In a 2003 study, a Dartmouth team, examined the treatment received by a million elderly Americans diagnosed with colon or rectal cancer, a hip fracture, or a heart attack. They found that patients in higher-spending regions received sixty per cent more care than elsewhere. They got more frequent tests and procedures, more visits with specialists, and more frequent admission to hospitals. Yet they did no better than other patients, whether this was measured in terms of survival, their ability to function, or satisfaction with the care they received. If anything, they seemed to do worse.
To Republicans alarming the public about the imminent rationing of health care, I submit that any health care system rations care. The U.S. just does it indiscriminately and insufficiently. It’s irrefutable that we prescribe and pay for too much unnecessary health care. Let’s move beyond the debate about whether we need a public insurance option. We do. Let’s debate the most relevant and most difficult question: how should we pay for comprehensive health reform?
Remember Joe the Plumber? On CNN’s State of the Union this weekend, Minnesota Governor Tim Pawlenty, perhaps preparing for a 2012 presidential bid, invoked John the Farmer as he recited familiar Republican criticisms of a public health care option:
The government is going to come right into the marketplace and compete. So it would be equivalent to say, you know, John, you’re a corn farmer and the government is going to put up a row of corn or a farm next to you and compete with you. We don’t do that in the United States, it’s a different kind of model with a different kind of culture and society.
Pawlenty’s perfunctory, distorted description misses the mark. The proposed public option is an insurance not a provider alternative. The government no more puts up a row of corn or a farm next to John the Farmer than it seeks to build hospitals or employ Tim the doctor. It would continue to employ Carl the claims processor who already works for Medicare.

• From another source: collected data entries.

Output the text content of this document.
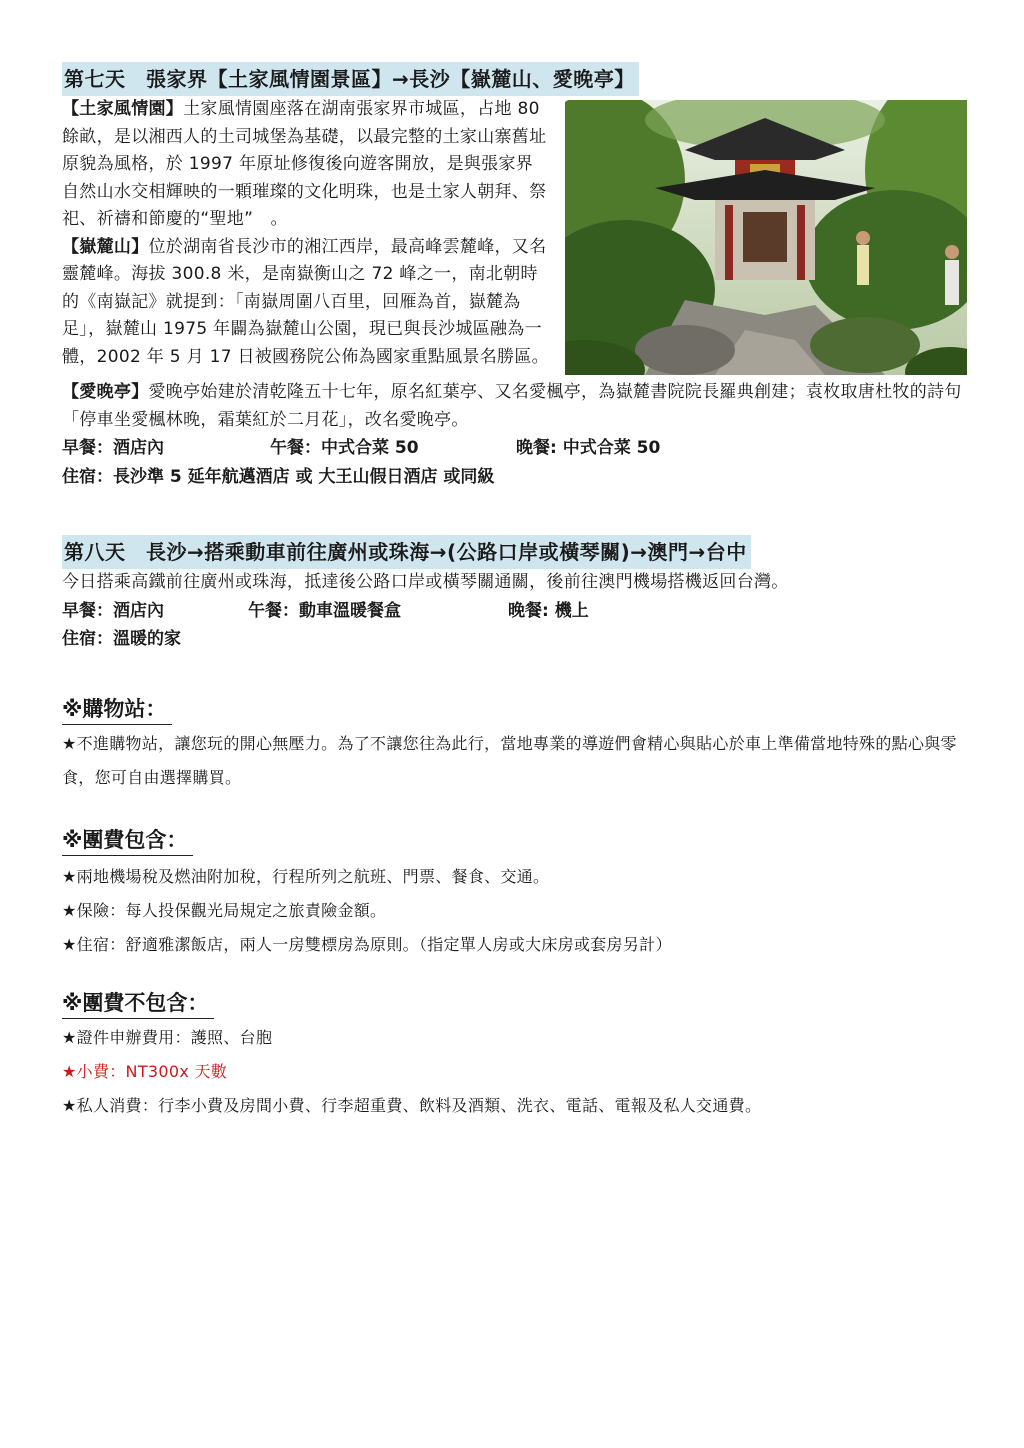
第七天　張家界【土家風情園景區】→長沙【嶽麓山、愛晚亭】

【土家風情園】土家風情園座落在湖南張家界市城區，占地 80 餘畝，是以湘西人的土司城堡為基礎，以最完整的土家山寨舊址原貌為風格，於 1997 年原址修復後向遊客開放，是與張家界自然山水交相輝映的一顆璀璨的文化明珠，也是土家人朝拜、祭祀、祈禱和節慶的“聖地”　。

【嶽麓山】位於湖南省長沙市的湘江西岸，最高峰雲麓峰，又名靈麓峰。海拔 300.8 米，是南嶽衡山之 72 峰之一，南北朝時的《南嶽記》就提到：「南嶽周圍八百里，回雁為首，嶽麓為足」，嶽麓山 1975 年闢為嶽麓山公園，現已與長沙城區融為一體，2002 年 5 月 17 日被國務院公佈為國家重點風景名勝區。

【愛晚亭】愛晚亭始建於清乾隆五十七年，原名紅葉亭、又名愛楓亭，為嶽麓書院院長羅典創建；袁枚取唐杜牧的詩句「停車坐愛楓林晚，霜葉紅於二月花」，改名愛晚亭。

早餐：酒店內	午餐：中式合菜 50	晚餐: 中式合菜 50

住宿：長沙準 5 延年航邁酒店 或 大王山假日酒店 或同級

第八天　長沙→搭乘動車前往廣州或珠海→(公路口岸或橫琴關)→澳門→台中

今日搭乘高鐵前往廣州或珠海，抵達後公路口岸或橫琴關通關，後前往澳門機場搭機返回台灣。

早餐：酒店內	午餐：動車溫暖餐盒	晚餐: 機上

住宿：溫暖的家

※購物站：

★不進購物站，讓您玩的開心無壓力。為了不讓您往為此行，當地專業的導遊們會精心與貼心於車上準備當地特殊的點心與零食，您可自由選擇購買。

※團費包含：

★兩地機場稅及燃油附加稅，行程所列之航班、門票、餐食、交通。

★保險：每人投保觀光局規定之旅責險金額。

★住宿：舒適雅潔飯店，兩人一房雙標房為原則。（指定單人房或大床房或套房另計）

※團費不包含：

★證件申辦費用：護照、台胞

★小費：NT300x 天數

★私人消費：行李小費及房間小費、行李超重費、飲料及酒類、洗衣、電話、電報及私人交通費。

If by “that” Pawlenty means government involvement in insurance markets, we do indeed “do that in the United States” in the specific industry he cites. The Department of Agriculture’s Federal Crop Insurance Corporation provides crop insurance to protect farmers from unexpected disasters. An unexpected disaster sounds a bit like an expensive health emergency. Medical problems caused 62% of all personal bankruptcies filed in the U.S. in 2007, according to a study by Harvard researchers.
The farming industry is hardly a model of unfettered capitalism and a large recipient of government subsidy. According to the EWG’s Farm Subsidy Database, MN farmers received $10.3B in subsidies from 1995 – 2006. One would expect the governor of the state that received the 5th most federal farm subsidies to have a better grasp of market dynamics.
Markets almost always yield lower cost, better service and higher quality, but individual markets involve varying degrees of government influence and competitive dynamics. Health insurance may be an exception, a market where profit motives do not yield the traditional benefits of greater efficiency and innovation.
On the contrary, health care costs are rising by as much as 9-10% per year, without any concomitant increase in the level of service. If JetBlue were raising the cost of its fares by 10 percent per year, they’d be out of business. …
What Will’s position reflects instead is ideology: who cares that the federal government could build a better mousetrap? They’re the government and that’s bad. His argument is really no more sophisticated than that.
“Government is bad” is neither a terribly thoughtful or constructive contribution to the health care reform debate. Surely Governor Pawlenty, George Will and the Republicans can do better.